The first option is what I like best. I write in first person, and as someone who likes writing a lot of dialogue, I dislike “silent” protagonists. It feels like the PC is not talking at all, which hurts my immersion more. It feels boring to me when you just tell what the PC said. I’d rather have bland dialogue than letting me fill the blanks myself. :confused:

That said, if context is a problem, why not take the third (or fourth in this case) option? I do this in combination with the first option especially when making an important choice, so something like:

*choice
	# "Um…" I'm not really comfortable talking with new people.
	# "Hi! What's your name?" I hold out my hand. I like meeting new friends.

It’s a bit longer, but there’s dialogue, the intention is clear, and it feels like the choices are also part of the narrative so the following conversation feels more natural.

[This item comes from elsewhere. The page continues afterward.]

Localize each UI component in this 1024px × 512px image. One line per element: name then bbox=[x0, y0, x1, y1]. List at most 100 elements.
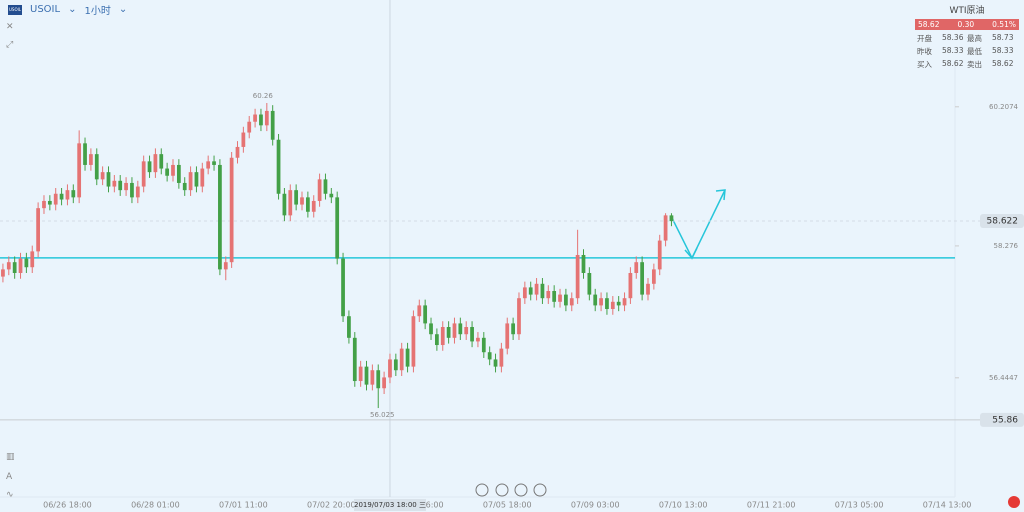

You don’t have to add “context” for every choice of course. If the choice isn’t immediately clear, then adding something like I say, sarcastically. at the end of it is good enough.

If you want to be even more immersive with the choices, you can also do something fancy using multireplace, like:

*choice
	#@{(shy > 50) I smile and nod. Of course I want it.|"Of course! I always wanted to have one."}
	#@{(shy > 50) I shake my head. I don't really need it.|"No, I'm good. You can keep it."}

…so personality checks aren’t just in the narrative.